1995 book edited by Russell Jacoby and Naomi Glauberman

The Bell Curve Debate is a 1995 book edited by the historian Russell Jacoby and the writer Naomi Glauberman.

== Summary ==
A response to The Bell Curve (1994), by the psychologist Richard Herrnstein and the political scientist Charles Murray, The Bell Curve Debate includes 81 articles by 81 authors.

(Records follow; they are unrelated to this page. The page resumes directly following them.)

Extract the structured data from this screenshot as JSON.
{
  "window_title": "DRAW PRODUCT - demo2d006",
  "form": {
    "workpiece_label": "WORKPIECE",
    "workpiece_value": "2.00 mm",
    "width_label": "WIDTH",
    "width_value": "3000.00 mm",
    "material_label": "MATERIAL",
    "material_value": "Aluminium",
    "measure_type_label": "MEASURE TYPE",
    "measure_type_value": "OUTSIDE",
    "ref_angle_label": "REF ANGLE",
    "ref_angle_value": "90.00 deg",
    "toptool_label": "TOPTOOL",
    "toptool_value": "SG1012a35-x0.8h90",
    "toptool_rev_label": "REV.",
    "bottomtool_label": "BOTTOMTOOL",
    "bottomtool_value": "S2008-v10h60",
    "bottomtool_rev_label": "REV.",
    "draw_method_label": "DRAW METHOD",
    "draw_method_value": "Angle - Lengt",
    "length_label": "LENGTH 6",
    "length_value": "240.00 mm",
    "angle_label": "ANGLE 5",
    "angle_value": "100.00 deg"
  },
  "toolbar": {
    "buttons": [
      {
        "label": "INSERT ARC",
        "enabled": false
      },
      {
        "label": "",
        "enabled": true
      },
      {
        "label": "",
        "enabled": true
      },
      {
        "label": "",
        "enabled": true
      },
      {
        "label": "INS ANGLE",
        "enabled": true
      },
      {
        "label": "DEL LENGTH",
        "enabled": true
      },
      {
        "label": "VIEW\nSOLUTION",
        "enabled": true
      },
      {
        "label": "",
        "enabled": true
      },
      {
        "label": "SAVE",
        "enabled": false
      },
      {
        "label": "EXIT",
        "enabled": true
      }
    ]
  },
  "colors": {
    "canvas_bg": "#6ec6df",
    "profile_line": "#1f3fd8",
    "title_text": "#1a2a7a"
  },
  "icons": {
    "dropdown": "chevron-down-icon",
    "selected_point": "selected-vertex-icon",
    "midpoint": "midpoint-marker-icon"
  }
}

Contemporary authors whose writings are collected in the book include K. Anthony Appiah, Gregg Easterbrook, Howard Gardner, Eugene D. Genovese, Nathan Glazer, Stephen Jay Gould, Bob Herbert, Richard Herrnstein, Christopher Hitchens, Irving Louis Horowitz, Arthur Jensen, Leon J. Kamin, Charles Lane, Glenn C. Loury, Richard E. Nisbett, Nell Irvin Painter, Hugh Pearson, Adolph Reed Jr., Carl Rowan, Alan Ryan, Brent Staples, Ellen Willis, and Christopher Winship. Jacoby and Glauberman republish historical materials by authors including Carl Brigham, Theodosius Dobzhansky, Francis Galton, Walter Lippmann, Karl Pearson, and Lewis Terman. The publisher, Times Books, describes the book as a compilation of "the best of recent reviews and essays, and salient documents drawn from the curious history of this heated debate" capturing "the fervor, anger, and scope of an almost unprecedented national argument over the very idea of democracy and the possibility of a tolerant, multiracial America. It is an essential companion and answer to The Bell Curve and provides scholarship and polemic from every point of view."